Mutual funds have proved to be one of the best investment options when it comes to creating wealth over the long term. ‘You can create wealth even when you are asleep’ is no longer an exaggeration. By investing small installments via SIP or lump sum in mutual funds, you can see your money grow. If you’re a long-term investor you should consider investing in mutual fund schemes. However, not all of us are ready to invest money in the equity markets and to address this, mutual fund houses have equity, debt, fixed income, money markets, index and even balanced schemes.
Another reason why many investors are wary of investing in mutual funds is that they don’t know how to go about it. If you are familiar with investing, you wouldn’t really live in the confusion. Let’s discuss how easy it is to invest in mutual funds and here’s how to get started.
Fix Your Financial Goals
Each one of us has got certain financial goals to achieve. Some of us want to buy a home while some of us want to go on a world tour. Financial goals differ from person to person. It could either be a short-term goal or a long-term goal. The key to better financial planning especially when it comes to investing in mutual funds rests on penning down the various financial goals you want to achieve in your life and the timeframe to achieve them.
Let’s assume that you want to send your child to college in the next two years. Then, the best mutual fund scheme would be debt mutual funds. Why debt mutual funds? As you know the market is full of risk especially in short-term, you can’t afford to risk your money in the short-run.
In another instance, if your goal is to own a house, let’s say in the next 10 years, the best option, in that case, would be to invest money in equities. Historically, equities in long run have always garnered higher returns compared to any other instrument in the market.
Be a Disciplined Investor
If you consider investing in equities for short term, you are risking your hard-earned money. The key to successful investments in equities is to hold on to equities for a long term. Your investments will certainly take hits in short or even medium terms since stock markets are always volatile. Historically, the stocks that became multi-baggers too went through a tumultuous phase.
Above all, the secret to creating wealth in mutual funds is to be disciplined and patient.
Diversification Saves You from Volatility
Warren Buffet, the greatest investor of the 21st century, who is also known as “the Oracle of Omaha, says, “Don’t put all your eggs in one basket.” A diversified portfolio with a different class of instruments will help you minimize risk while maintaining consistency in it.
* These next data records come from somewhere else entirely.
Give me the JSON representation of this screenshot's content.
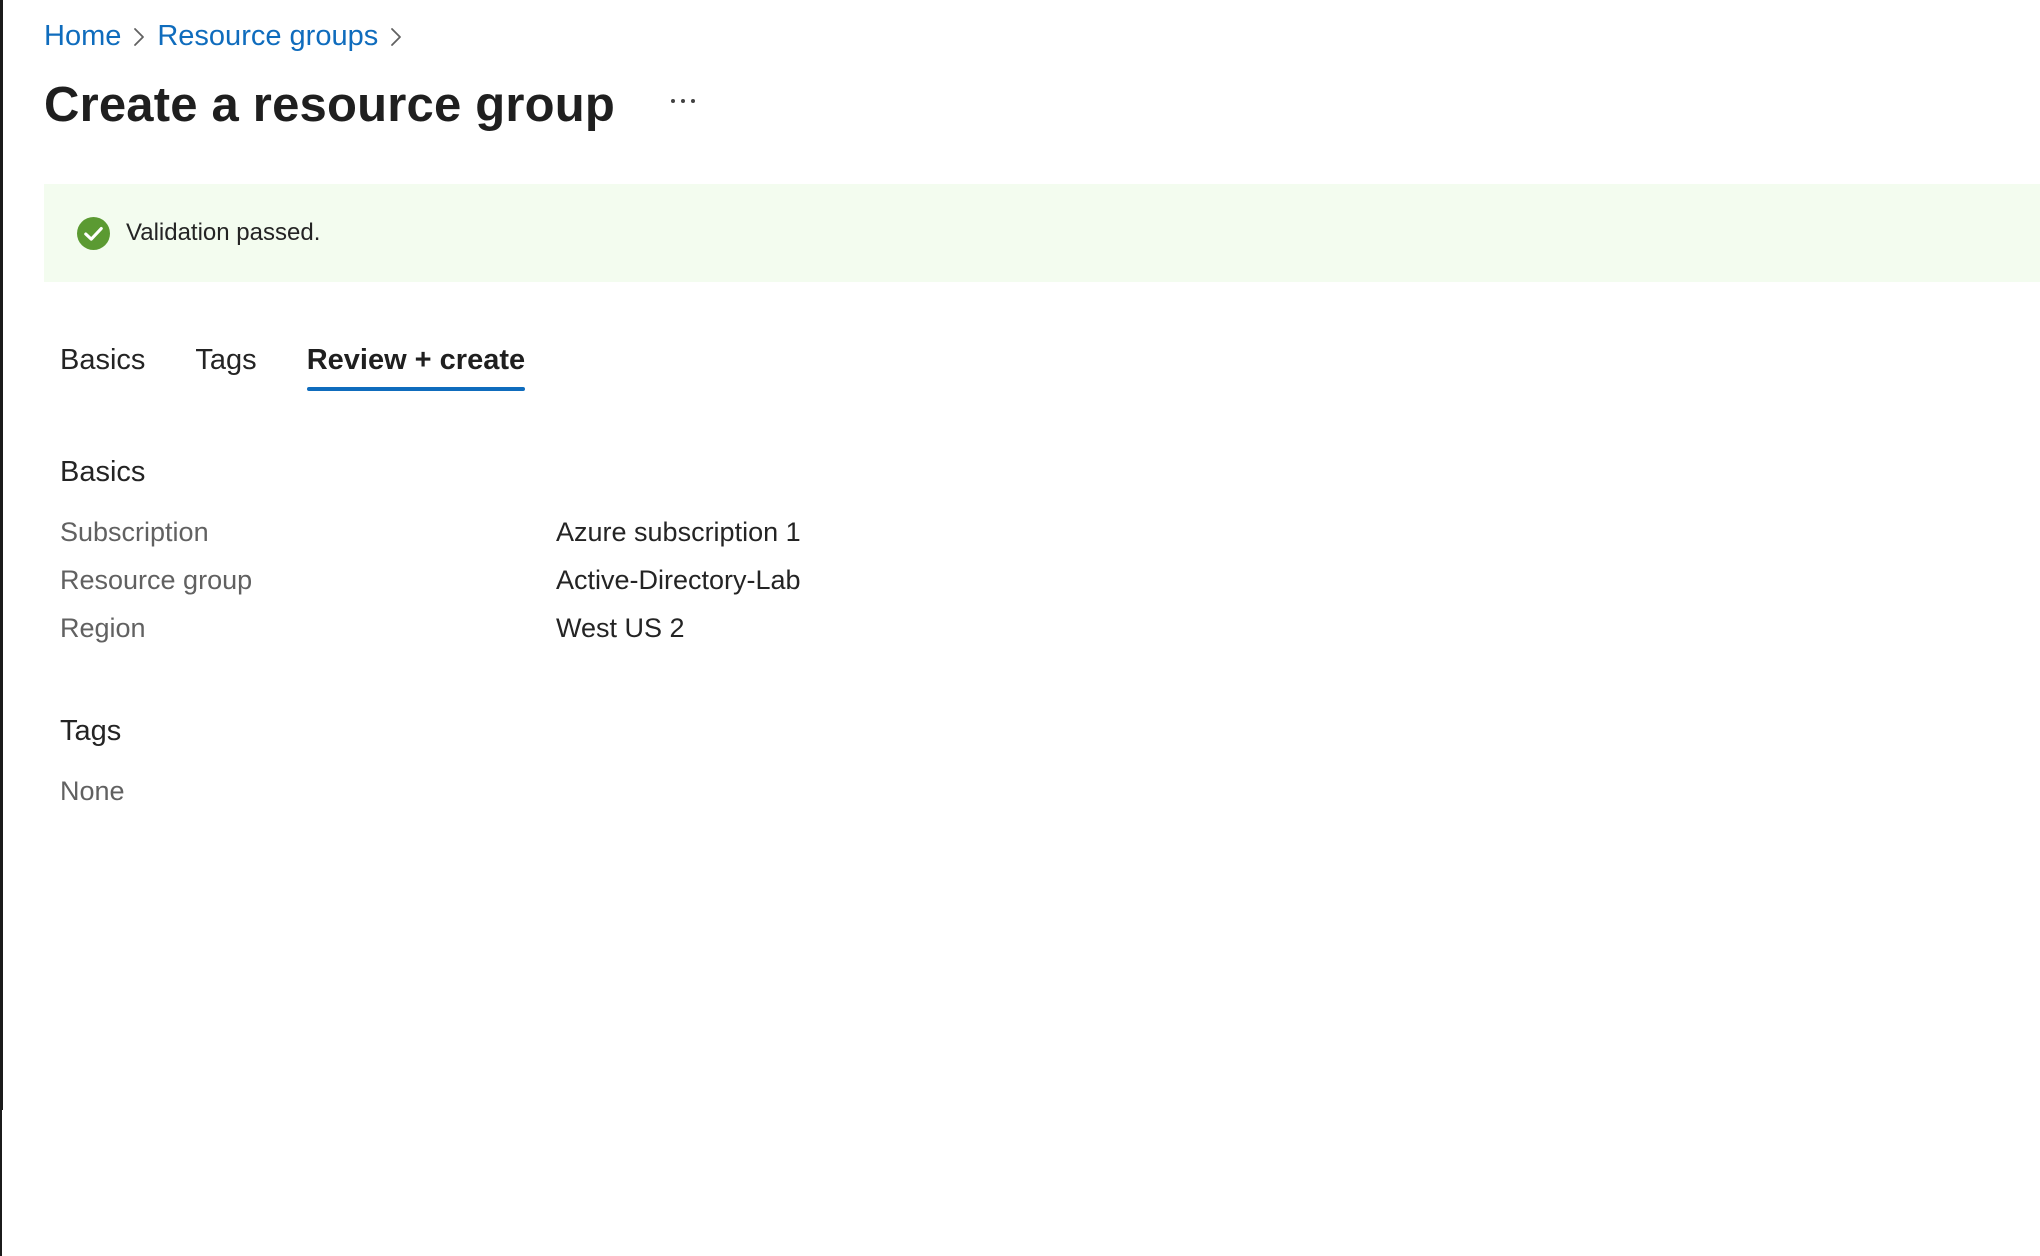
{
  "breadcrumb": {
    "items": [
      {
        "label": "Home"
      },
      {
        "label": "Resource groups"
      }
    ]
  },
  "header": {
    "title": "Create a resource group",
    "more_label": "…"
  },
  "banner": {
    "status": "success",
    "icon": "check-circle-icon",
    "message": "Validation passed.",
    "colors": {
      "background": "#f3fcef",
      "icon": "#5b9a32"
    }
  },
  "tabs": [
    {
      "label": "Basics",
      "active": false
    },
    {
      "label": "Tags",
      "active": false
    },
    {
      "label": "Review + create",
      "active": true
    }
  ],
  "review": {
    "basics": {
      "heading": "Basics",
      "rows": [
        {
          "label": "Subscription",
          "value": "Azure subscription 1"
        },
        {
          "label": "Resource group",
          "value": "Active-Directory-Lab"
        },
        {
          "label": "Region",
          "value": "West US 2"
        }
      ]
    },
    "tags": {
      "heading": "Tags",
      "value": "None"
    }
  },
  "colors": {
    "accent": "#0f6cbd",
    "text": "#242424",
    "muted": "#616161"
  }
}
However, even before you think of diversification, first analyze your risk-taking capability and the time that you have fixed to achieve your goals.
Factor in Your Risk Appetite
The most important part of planning investments in mutual funds is, to begin with, the question, ‘How much risk appetite do I have?’ If you are somebody who does not want to take any risk, the ideal choice for you could be debt investments. On the other hand, if you like to take calculated risks and want to amass wealth in the long run, investing in equities is the way to go. In addition, a standard risk profile should be 30:70 distributions across equities and debts.
If you are in your young age (in the 20s) now is the right time to invest in mutual funds as age plays a significant role in your investments. Starting early will give your portfolio enough time to grow. Hence, your risk is at the minimum.
Hire a Mutual Funds Expert
I understand that not all of us are financially literate. If you find it tough to understand investments or have no familiarity with mutual funds, you don’t have to worry about it. You can avail the services of a wealth manager who will help you understand the nitty-gritty of mutual funds. They will not only help you understand mutual funds but will also suggest different schemes in addition to addressing your important queries.
Mutual Funds vs Stock Market Investment
The difference between investing directly in the equity markets and via taking the mutual funds route is the latter offers you expert assistance in taking all your investment decisions. For a small fund management fees an expert fund manager will invest on your behalf in multiple sectors or stocks as per the scope of the mutual fund scheme. A good fund manager with a rich experience mostly outperforms the major indices and gives good returns to the investors.
Now that you have understood how to go about investing in mutual funds, please note that it is equally important for you to track the performance of your portfolio from time to time.
Balance your portfolio based on market conditions. Lastly follow successful investor like Warren Buffet, Larry Williams, Rakesh Jhunjhunwala and other, who made a phenomenal fortune by investing in the equity market. The common characteristics you will come across all of them is that they had patience and the discipline to be successful investors.